For Iran’s Ahwazi Arabs, as well as for other minorities, the choice is even more farcical. Elections in Iran, like the doctrine that shapes the country’s constitution, are based on a mixture of theocracy and Persian supremacy, with policy issues second to sect and ethnicity.

Kamil Alboshoka, a prominent Ahwazi rights activist asked: “How can Ahwazi people pin any hope on this election while they’re considered worthless by the [Iranian] regime, their language is banned, their identity denied and their environmental wealth destroyed and stolen?”

Reza Fathollanejad, an Iranian- Kurdish journalist, voiced similar scepticism about the value of the election.

“If you look at all of the past presidential elections, the Kurdish people have always chosen two options.
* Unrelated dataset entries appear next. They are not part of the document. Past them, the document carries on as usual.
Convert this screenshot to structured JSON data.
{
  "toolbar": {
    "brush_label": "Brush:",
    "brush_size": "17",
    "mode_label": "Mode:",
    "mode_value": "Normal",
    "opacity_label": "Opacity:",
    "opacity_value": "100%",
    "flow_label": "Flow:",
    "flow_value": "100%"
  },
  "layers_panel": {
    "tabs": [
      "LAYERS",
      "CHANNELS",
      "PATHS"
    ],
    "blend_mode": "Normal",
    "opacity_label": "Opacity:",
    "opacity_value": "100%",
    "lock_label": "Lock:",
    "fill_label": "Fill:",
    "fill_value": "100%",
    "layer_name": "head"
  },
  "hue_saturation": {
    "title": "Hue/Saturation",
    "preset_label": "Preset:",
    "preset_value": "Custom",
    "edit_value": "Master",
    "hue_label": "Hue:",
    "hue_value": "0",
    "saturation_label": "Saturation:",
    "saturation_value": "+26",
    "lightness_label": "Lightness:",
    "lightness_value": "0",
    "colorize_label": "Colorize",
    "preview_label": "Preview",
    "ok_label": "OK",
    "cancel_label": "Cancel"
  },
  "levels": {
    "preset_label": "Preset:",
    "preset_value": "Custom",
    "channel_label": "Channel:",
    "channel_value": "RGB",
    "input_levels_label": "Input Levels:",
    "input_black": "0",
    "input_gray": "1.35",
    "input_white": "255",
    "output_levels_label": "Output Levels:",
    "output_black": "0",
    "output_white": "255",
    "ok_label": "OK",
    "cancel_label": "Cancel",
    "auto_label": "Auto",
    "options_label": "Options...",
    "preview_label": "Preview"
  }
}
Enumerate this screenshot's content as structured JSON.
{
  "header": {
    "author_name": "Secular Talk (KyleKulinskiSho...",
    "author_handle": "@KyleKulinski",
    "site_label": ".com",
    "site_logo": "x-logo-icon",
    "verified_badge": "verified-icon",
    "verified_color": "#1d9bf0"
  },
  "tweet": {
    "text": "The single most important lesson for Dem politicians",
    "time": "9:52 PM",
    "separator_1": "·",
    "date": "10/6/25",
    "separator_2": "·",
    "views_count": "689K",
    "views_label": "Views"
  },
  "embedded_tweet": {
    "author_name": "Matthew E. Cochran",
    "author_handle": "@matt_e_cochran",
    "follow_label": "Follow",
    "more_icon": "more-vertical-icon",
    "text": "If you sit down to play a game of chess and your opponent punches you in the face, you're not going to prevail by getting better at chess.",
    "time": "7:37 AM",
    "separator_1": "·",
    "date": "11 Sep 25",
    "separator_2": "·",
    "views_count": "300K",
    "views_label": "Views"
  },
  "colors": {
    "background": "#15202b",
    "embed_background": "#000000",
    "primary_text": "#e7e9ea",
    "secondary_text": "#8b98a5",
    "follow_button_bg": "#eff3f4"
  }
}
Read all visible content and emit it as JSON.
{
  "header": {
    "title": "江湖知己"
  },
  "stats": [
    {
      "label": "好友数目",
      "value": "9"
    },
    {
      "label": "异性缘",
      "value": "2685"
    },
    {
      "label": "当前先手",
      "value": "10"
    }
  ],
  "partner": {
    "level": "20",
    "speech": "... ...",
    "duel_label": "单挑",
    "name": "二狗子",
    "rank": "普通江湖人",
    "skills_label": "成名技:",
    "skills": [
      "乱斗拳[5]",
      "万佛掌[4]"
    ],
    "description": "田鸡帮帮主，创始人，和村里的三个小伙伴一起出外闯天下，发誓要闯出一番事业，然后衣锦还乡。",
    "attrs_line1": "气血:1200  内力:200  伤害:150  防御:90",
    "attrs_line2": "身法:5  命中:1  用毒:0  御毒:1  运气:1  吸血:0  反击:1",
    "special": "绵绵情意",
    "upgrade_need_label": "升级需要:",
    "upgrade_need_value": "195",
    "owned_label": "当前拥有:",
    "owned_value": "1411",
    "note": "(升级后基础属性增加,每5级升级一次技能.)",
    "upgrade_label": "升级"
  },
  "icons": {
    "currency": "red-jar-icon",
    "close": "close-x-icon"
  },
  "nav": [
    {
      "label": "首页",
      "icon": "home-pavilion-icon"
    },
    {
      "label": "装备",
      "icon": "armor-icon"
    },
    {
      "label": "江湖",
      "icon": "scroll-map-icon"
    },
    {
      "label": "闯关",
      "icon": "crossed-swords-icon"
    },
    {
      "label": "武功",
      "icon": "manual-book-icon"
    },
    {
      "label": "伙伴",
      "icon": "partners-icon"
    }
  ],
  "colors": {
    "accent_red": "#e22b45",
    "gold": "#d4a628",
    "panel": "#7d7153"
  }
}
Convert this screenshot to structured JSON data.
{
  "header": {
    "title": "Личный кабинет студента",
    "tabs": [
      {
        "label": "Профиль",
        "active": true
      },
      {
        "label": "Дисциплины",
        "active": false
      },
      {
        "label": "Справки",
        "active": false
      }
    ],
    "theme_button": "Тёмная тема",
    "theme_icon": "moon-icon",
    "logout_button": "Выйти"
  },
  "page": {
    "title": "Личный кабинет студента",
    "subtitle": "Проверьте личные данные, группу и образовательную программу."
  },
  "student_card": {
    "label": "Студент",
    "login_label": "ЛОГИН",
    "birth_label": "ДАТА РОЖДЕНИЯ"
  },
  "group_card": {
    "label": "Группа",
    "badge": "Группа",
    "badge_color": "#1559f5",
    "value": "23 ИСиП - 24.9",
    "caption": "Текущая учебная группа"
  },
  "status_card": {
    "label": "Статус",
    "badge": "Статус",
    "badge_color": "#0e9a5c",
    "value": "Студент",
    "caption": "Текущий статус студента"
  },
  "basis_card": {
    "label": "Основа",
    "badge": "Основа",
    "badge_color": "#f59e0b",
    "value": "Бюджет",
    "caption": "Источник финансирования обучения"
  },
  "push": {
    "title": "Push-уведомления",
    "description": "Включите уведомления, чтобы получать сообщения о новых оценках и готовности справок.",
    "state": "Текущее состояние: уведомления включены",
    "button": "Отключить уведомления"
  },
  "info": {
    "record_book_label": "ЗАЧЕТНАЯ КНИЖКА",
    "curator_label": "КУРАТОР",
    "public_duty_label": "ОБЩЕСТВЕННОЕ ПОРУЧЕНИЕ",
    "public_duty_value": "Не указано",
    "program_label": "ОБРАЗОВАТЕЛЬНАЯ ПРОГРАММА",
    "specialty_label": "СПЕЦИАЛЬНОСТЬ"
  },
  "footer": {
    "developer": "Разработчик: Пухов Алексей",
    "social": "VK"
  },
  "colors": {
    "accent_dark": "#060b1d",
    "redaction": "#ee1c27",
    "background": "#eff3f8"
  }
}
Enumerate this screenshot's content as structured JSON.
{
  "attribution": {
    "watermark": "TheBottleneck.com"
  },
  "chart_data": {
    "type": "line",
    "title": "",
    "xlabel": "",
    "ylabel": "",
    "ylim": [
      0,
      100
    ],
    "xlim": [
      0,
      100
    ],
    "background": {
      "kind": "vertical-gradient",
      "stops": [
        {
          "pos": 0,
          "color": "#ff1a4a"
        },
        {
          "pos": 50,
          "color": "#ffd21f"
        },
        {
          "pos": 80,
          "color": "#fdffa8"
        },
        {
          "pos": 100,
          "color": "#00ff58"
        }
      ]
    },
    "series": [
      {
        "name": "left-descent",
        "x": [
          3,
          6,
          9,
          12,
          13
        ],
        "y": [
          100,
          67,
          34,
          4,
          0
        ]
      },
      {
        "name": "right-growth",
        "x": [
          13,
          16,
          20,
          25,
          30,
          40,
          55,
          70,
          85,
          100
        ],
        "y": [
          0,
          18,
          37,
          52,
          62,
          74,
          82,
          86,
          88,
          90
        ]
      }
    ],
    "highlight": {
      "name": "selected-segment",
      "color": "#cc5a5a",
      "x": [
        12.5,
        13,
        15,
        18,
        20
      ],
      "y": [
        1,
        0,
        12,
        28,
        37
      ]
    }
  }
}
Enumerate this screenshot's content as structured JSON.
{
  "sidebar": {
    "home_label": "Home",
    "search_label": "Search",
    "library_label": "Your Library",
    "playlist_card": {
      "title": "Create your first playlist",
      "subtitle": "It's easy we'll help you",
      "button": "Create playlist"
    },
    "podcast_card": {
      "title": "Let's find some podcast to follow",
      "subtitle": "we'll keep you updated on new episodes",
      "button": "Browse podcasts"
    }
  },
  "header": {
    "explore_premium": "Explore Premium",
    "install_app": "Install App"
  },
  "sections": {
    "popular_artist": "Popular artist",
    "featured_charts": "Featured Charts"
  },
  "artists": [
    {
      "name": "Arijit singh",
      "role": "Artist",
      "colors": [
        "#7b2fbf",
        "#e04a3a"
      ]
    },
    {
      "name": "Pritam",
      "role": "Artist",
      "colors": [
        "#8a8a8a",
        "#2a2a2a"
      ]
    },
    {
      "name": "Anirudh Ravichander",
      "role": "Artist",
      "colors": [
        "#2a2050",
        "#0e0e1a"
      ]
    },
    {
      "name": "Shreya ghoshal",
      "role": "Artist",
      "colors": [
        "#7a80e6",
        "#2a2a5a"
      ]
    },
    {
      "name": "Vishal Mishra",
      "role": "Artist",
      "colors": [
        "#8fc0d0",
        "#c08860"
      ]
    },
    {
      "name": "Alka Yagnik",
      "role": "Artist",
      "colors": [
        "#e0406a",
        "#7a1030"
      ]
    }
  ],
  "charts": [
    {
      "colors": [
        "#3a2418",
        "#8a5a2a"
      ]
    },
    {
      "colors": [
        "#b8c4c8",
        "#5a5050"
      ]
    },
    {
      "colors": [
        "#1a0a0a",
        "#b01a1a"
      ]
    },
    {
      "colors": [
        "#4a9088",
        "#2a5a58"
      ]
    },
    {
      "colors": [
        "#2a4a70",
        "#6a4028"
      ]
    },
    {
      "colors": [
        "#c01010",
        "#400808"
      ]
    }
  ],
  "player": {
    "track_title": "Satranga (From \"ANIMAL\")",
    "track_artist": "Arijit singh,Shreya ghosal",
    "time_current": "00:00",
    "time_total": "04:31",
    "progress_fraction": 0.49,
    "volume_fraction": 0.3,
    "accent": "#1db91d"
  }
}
The first is voting for the candidate who is said not to be the leader’s favour­ite and the second is to boycott the election,” he explained. “The boycott choice has always been a significant option in Kurdistan compared to the other regions of Iran based on the official statistics and, even then, Kurds have said that the level of participation is far lower than the level shown by the government.”

Babek Chalabiyanli, the spokes­man of the Azerbaijan National Resistance Organisation, was also contemptuous, calling the election a “sham.” Chalabiyanli said the regime’s brutal repression and imprisonment of Turkish Azeri human rights activists mean that the wisest course is to boycott the election rather than taking part in an undemocratic, predetermined vote.

With no possible benefit from voting, particularly for Ahwazis or other minority groups in Iran, there is a persuasive argument that the best way for ethnic minority voters to register their unhappiness about this farcical situation and lack of choice is to simply refuse to vote. A wide­spread lack of public participation is a safe way for minorities to express their frustration at a system that marginalises and oppresses them.

Under the current grim reality in Iran, ethnic minorities suffer systematic oppression and denial of their most basic human rights under a fundamentalist theocracy whose sole concern is maintaining its own power.

The election in Iran is a public relations exercise, a piece of political theatre that has nothing to do with Iranians’ lives but that sends a message to the rest of the world promoting the regime’s favourite lie that it has acquired the characteristics of democracy and moderation.